O’Brien also pointed to the crucial role that worker-owned cooperatives have played in the reengineering of the child-care and home care sectors. With the infusion of billions of dollars into these critical sectors in the early part of the decade, the cooperative community presented an elegant solution embraced by policy makers: Empower the workers – who are much more likely to be women and people of color – to own and control thousands of the new small businesses that solve some of the most nettlesome local community challenges.

What O’Brien did not share at the Congressional Hearings was the ground work that made these changes possible. An extraordinary effort to build grassroots and grasstops support emanated from the twin locus of the formidable established cooperative community as well as the energy and ingenuity of the Shared Ownership Coalition. This blend of old and new leveraged the strength of millions of people seeking a solution to systems that resulted in yawning inequality, intransigent climate policy, and a new era of technopolies that captured most of the value of the knowledge-based economy to benefit the few.
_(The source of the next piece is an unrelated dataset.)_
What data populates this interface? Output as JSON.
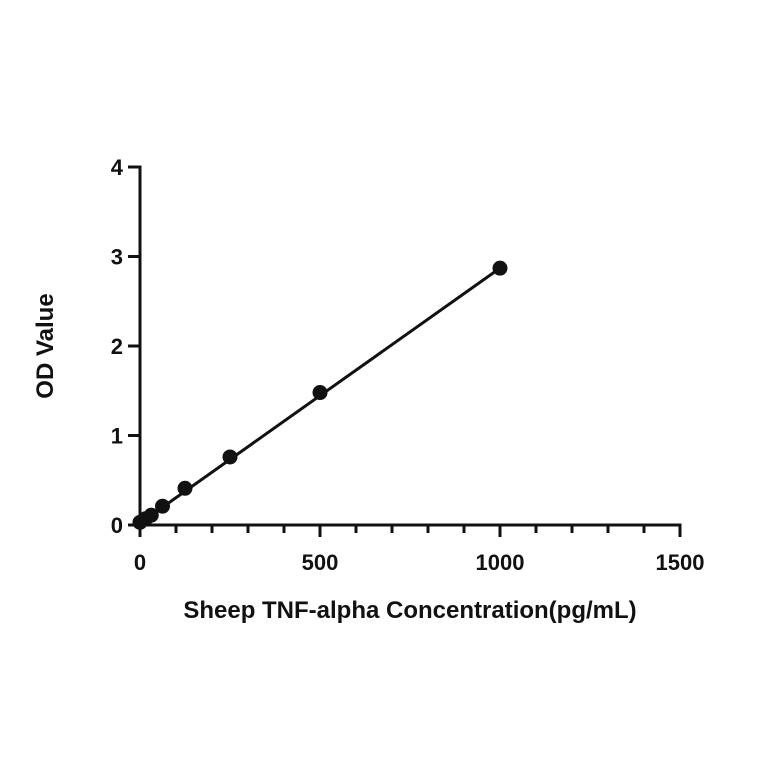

The alliance was not always easy. It took deep work so that key players understood the impassioned and settled views of many leaders – from all quarters. Different players also had varying ideas on how and when to use certain tactics. Some excelled at quiet conversations seeking to move key policy makers, while others were much more upfront and sought to bold tactics designed to optimize attention and exposure.

The movement not only shifted the ground on how people think about cooperatives in the realm of small businesses; it also created a real alternative for knowledge-based workers to join together at scale so that consumers again realized real choice in the marketplace. For many people across the globe, the success of the movement has provided agency not recognized for generations. The people who have come of age in this era – known as the C-19’s – promise to continue to bend the arc of history away from the injustices and inequities that became so stark earlier in the decade. The recent successes are first set of transformational events resulting from the organizing, coalition building, and strategic advocacy in the last decade.
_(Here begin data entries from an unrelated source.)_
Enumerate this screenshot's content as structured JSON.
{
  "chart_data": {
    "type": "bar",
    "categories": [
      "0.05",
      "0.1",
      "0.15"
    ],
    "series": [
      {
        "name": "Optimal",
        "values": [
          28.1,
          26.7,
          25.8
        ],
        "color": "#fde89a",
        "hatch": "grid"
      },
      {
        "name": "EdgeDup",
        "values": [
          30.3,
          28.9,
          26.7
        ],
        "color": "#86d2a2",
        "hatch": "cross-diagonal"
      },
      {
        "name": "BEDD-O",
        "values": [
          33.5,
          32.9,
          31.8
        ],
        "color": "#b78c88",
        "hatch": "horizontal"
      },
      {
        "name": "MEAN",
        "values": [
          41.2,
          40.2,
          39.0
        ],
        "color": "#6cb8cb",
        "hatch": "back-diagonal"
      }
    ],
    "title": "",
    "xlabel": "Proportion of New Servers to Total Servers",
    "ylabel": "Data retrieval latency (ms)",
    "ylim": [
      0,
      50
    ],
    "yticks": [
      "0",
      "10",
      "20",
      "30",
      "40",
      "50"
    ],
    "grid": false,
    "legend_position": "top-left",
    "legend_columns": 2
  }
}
2 thoughts on “How it happened

  1. Hi Doug–You’ve given me part of the answer to my question of what specific policy recommendations are needed to make the world I envision in 2050 possible. I love the world we’re building toward! As an advisor to businesses, I found many business owners would avoid SBA loans if at all possible because of burden requiring personal guarantees. Many also were reluctant to consider an ESOP because they couldn’t get their “number” from the sale of the business, it felt too risky to finance personally, or they felt their employees were inadequately trained/prepared to run a business. (Some even got that they hadn’t done enough to develop them). As I understand from Jennifer, that personal guarantee is also what makes it nearly impossible to lend to coops today. So I’m curious to hear you tell us more about “A new finance mechanism that complimented the National Cooperative Bank [sorry–what is that?like CoBank?], credit unions and CDFI that made it possible for people in local communities as well as social impact investors to finance the transactions”.